Species differences in terms of germination success and population development are expected to result in species-specific differences in the extent of intra-specific competition. Increasing intra-specific competition during stand development implies a change in environmental conditions, such as the light climate or nutrient availability for plant individuals. Such changes are known to induce phenotypic adaptation in plant species. Modular growth and indeterminate development enable plants to have a particularly flexible response to a changing environment (Sultan 1995; Geber and Griffen 2003). Competition for light may lead to increased biomass allocation to above-ground plant parts and induce stem elongation (Bloom et al. 1985). Taller growth favours individual plants in the interception of more light but necessitates increasing the allocation of resources to supporting tissue (Tilman 1988; Lambers and Poorter 1992; Hirose and Werger 1995). The specific leaf areas of leaves developing under high light conditions in the upper strata of a plant stand often differ within the same plant individual when compared to plant parts developed in the lower canopy (Poorter and de Jong 1999). Additionally, features such as leaf area ratio, nitrogen concentration in plant tissue or allocation to below-ground biomass have been shown to change during ontogeny in perennial herbs (Niinemets 2004, 2005). However, a comparative analysis of the leaf traits specific leaf area and leaf nitrogen concentrations also indicated that inter-specific variation exceeds changes within a species (e.g. Garnier et al. 2001, 2004). Nevertheless, the expression of phenotypic plasticity is an important characteristic of plant species that underlies species-specific genetically manifested morphological and physiological constraints. The potential for plastic adaptation is an often neglected aspect in the analysis of plant growth and their effects on ecosystem processes, mainly due to the difficulty in measuring plasticity (Weiher et al. 1999).

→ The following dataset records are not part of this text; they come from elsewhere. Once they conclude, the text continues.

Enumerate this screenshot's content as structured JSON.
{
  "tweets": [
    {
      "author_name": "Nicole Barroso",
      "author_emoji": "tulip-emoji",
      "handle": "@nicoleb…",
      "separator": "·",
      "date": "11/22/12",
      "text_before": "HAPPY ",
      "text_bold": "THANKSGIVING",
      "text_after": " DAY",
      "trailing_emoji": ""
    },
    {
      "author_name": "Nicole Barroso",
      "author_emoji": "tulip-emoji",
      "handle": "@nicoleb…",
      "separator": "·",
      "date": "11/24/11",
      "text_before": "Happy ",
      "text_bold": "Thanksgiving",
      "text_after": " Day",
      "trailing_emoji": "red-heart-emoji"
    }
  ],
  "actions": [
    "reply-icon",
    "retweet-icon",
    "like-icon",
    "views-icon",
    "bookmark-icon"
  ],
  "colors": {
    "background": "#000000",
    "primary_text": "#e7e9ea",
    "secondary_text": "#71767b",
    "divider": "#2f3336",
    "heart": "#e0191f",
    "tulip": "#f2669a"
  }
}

The wide spread of the most productive species in the ordination space (Fig. 2b) and among the leaves of the regression tree (Fig. 3) indicated that a variety of unique trait combinations assembled at the population level (number of shoots), at the plant individual level (shoot mass, shoot-root ratio) and/or at the leaf level (specific leaf area) enabled individual species to be highly productive in monocultures. The diverse stand architecture of the most productive monocultures showed that these species differ in the use of such above-ground resources as light and space. These findings agree with the argumentation of Reich et al. (2003) that the selection for traits resulting in different plant strategies may be equally strong within a site as across environmental gradients. The great variety of trait combinations leading to similar functional effects contributes to the resilience of ecosystems against stress (Walker et al. 1999). Obviously, our study refers to the behaviour of species in monocultures during their establishment, and an assessment of the relative importance of the trait plasticity induced by intra-specific competition and environmental conditions falls outside of the context of our analysis. As such, our analysis does not allow us to predict whether the importance of individual traits will change with the age of the monocultures. We used a wide range of grassland species for our experiment. Despite all of the these species being typical for semi-natural Central European grasslands of alluvial plains with nutrient-rich soil conditions, we cannot exclude the influence of different soil preferences of individual species on the outcome of our study.

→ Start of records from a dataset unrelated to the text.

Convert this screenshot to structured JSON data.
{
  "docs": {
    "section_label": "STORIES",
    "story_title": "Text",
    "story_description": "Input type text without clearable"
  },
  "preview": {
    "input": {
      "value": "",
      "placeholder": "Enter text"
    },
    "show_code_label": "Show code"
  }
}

Although there may be additional traits related to above-ground biomass production that were not included in our analysis, our results show that there are numerous ways of getting into the league of the most productive species and that it depends on the environmental conditions and competitive effects determining which species become dominant (= highly productive) in mixtures of species. The study confirms that the uniqueness of trait combinations in most species does not allow any prediction of functional effects from single or few co-varying traits (Eviner and Chapin 2003) or the use of categorical or continuous functional classifications.